"Nur der Unwissende hasst die Kunst"
Das vor zehn Jahren wiedereröffnete Neue Museum auf der Museumsinsel kombiniert historische Substanz mit modernen Bauformen / Erinnerungen an Heinrich Schliemann und den Schatz des Priamos



Das Neue Museum und die Alte Nationalgalerie mit dem Reiterdenkmal des preußischen Königs Friedrich Wilhelm IV. wurden nach dem Alten Museum auf dem Lustgarten errichtet, es folgten zu Beginn des 20. Jahrhunderts das Kaiser-Friedrich-Museum und heutige Bode-Museum sowie das Pergamonmuseum. Der jüngste und letzte Bau auf der Berliner Museumsinsel ist die James-Simon-Galerie, von der man unterirdisch durch die Archäologische Promenade in weitere Bauten gelangt.



Da das Treppenhaus des Neuen Museums total zerstört war, hat David Chipperfield eine neue Lösung gefunden mit antiken Reliefs an den Wänden.





Der Zypernsaal und der Rote Saal, in dem früher das Kupferstichkabinett untergebracht war, sowie weitere Räume wurden, so weit es überhaupt möglich war, nach allen Regeln der Denkmalpflege wiederhergestellt.





Der preußische Staat finanzierte im 19. Jahrhundert Ausgrabungen im alten Ägypten, was die Archäologen mitbrachten, kann im Neuen Museum besichtigt werden.

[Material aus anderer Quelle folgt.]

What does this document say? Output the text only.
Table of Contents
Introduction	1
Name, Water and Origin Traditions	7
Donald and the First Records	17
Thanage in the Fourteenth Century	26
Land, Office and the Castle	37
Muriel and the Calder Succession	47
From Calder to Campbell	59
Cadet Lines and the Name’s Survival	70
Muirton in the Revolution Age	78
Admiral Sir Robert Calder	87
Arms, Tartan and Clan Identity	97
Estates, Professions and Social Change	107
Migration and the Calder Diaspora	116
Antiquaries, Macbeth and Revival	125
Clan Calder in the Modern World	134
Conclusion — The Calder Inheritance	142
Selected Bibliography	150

Fundstücke aus Keramik und Metall sowie Grabbeigaben und andere Hinterlassenschaften längst vergangener Völker ziehen bewundernde Blicke auf sich.







Heinrich Schliemann schenkte 1881 den berühmten, aus vielen Goldgegenständen bestehenden Schatz des Priamos dem damaligen Völkerkundemuseum. Weil das "Troja-Gold" 1945 von der Roten Armee nach Moskau als Kriegsbeute mitgenommen wurde und sich immer noch dort befindet, können im Neuen Museum nur Kopien ausgestellt werden. Die Grafik oben aus dem Jahr 1874 zeigt, was in diesem Fund enthalten war. (Fotos/Repro: Caspar)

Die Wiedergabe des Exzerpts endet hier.